El militarismo es un componente básico de la ideología chaviana y por tanto de su proyecto y de su concepción del ejercicio del poder; sus otros ingredientes son el castrismo y el populismo. De entrada resalta la condición regresiva de un proyecto inspirado en tales doctrinas.

“El militarismo, como ideología, considera que los militares, debido a su disciplina, son los elementos más preparados para asumir la conducción eficiente de una sociedad y garantizar la seguridad de la nación.

Pero el militarismo también suele presentarse en forma de afán por el poder político y por los privilegios que este trae consigo. Además, por lo general, acaba por imponer principios de la vida militar a la vida civil en contextos que resultan inadecuados o amenazan las libertades civiles fundamentales”. La cita anterior explica mucho del devenir nacional desde 1999.

Chávez podía ser muchas cosas a la vez de acuerdo con su conveniencia política, pero lo realmente genuino en él fue su apego estricto al militarismo. Siempre desconfió de los civiles y lo que representan, los usó por interés.

La Constitución de 1999 tiene entre sus defectos algunas disposiciones que sirvieron de entrada al militarismo: suprimieron la subordinación de la institución castrense al poder civil, eliminaron el control civil (vía Parlamento) sobre los ascensos a oficiales superiores para otorgarlo a la jerarquía militar y por tanto al comandante en jefe –quien más adelante lo sería no por presidente sino por comandante en jefe (Hugo Chávez, quien no pensaba salir del proscenio)– y establecieron la obligatoriedad de la institución castrense de contribuir al desarrollo de la nación, esta ultima ha servido de cobertura al copamiento del aparato del Estado por parte de oficiales y suboficiales de la FAN.

También se ha intentado (con suerte diversa) militarizar culturalmente a la sociedad. Lo castrense como paradigma y como recurso para afrontar con supuesto éxito las gestiones de gobierno. Hasta los partidos políticos del chavismo MVR y PSUV fueron concebidos como estructuras militarizadas y en su léxico abundan las referencias castrenses.

Con el segundo gobierno del chavismo se incrementó esa deriva por la debilidad del mismo.
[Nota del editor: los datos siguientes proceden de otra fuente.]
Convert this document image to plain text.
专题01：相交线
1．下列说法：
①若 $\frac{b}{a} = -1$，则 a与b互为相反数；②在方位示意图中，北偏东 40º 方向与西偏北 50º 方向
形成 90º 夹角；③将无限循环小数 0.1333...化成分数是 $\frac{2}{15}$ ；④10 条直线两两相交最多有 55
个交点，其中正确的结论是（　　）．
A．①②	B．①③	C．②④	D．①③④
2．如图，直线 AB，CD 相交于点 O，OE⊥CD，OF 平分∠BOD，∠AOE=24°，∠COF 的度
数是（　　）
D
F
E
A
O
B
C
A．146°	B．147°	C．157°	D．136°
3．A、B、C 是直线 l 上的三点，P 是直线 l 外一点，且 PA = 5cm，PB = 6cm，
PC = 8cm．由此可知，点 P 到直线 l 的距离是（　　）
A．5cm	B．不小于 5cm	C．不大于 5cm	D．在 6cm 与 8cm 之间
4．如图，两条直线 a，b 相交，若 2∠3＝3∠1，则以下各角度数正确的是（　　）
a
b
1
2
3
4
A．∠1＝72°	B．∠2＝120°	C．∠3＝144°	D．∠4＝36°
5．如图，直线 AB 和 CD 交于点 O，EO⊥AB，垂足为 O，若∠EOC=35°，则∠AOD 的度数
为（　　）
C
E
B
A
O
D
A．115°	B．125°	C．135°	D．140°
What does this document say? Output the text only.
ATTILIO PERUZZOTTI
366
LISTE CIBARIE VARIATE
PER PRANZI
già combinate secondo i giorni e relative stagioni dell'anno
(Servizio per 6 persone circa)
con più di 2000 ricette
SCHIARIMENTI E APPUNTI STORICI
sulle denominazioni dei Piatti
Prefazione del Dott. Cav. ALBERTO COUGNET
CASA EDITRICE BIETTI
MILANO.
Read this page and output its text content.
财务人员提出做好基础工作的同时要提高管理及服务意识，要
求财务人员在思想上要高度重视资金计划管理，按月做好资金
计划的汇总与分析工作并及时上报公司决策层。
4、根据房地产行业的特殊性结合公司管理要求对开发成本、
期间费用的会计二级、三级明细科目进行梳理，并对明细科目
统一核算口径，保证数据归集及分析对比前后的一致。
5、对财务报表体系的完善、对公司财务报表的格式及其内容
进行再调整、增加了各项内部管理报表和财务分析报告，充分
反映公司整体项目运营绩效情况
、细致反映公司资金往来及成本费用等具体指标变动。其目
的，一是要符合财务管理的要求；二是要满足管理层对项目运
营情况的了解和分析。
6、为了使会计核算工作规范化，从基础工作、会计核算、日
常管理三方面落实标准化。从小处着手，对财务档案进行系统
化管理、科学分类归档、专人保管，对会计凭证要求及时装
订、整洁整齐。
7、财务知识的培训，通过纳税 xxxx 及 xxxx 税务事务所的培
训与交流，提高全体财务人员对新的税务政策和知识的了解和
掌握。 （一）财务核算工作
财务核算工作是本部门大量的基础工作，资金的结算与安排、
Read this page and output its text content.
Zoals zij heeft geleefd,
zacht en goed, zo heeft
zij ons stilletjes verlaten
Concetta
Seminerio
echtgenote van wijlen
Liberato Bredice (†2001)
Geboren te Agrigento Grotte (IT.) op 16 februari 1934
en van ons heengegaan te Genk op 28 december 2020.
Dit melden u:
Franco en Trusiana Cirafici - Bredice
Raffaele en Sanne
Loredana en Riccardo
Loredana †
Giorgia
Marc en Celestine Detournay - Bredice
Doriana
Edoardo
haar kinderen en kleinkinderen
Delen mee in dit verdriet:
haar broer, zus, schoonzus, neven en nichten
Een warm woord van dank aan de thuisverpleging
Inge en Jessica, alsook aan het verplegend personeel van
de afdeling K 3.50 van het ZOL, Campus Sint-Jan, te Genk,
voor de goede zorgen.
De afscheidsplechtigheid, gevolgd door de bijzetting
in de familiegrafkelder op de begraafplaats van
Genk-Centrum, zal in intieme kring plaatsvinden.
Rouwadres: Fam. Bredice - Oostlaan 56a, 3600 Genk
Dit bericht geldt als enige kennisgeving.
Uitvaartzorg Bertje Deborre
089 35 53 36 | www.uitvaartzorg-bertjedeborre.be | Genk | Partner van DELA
A la FAN se le ha entregado la gestión de sectores clave de la economía y el funcionamiento del Estado.

Algunos caracterizan la situación (no les falta razón) de que lo que rige el país es un sistema dictatorial militar donde los civiles actúan como pantalla y cobertura.

El rol desmesurado adquirido por la FAN y los privilegios que esto acarrea aguas abajo es lo que determina el posicionamiento de la cúpula militar y por tanto de la institución, y complica el cambio político necesario y deseado por la mayoría del cuerpo social.

¿Es inmutable ese posicionamiento? Yo particularmente creo que no, porque al interior de la FAN (es lo lógico y natural ante una crisis sistémica como la que afecta al régimen y al país) se cuecen habas.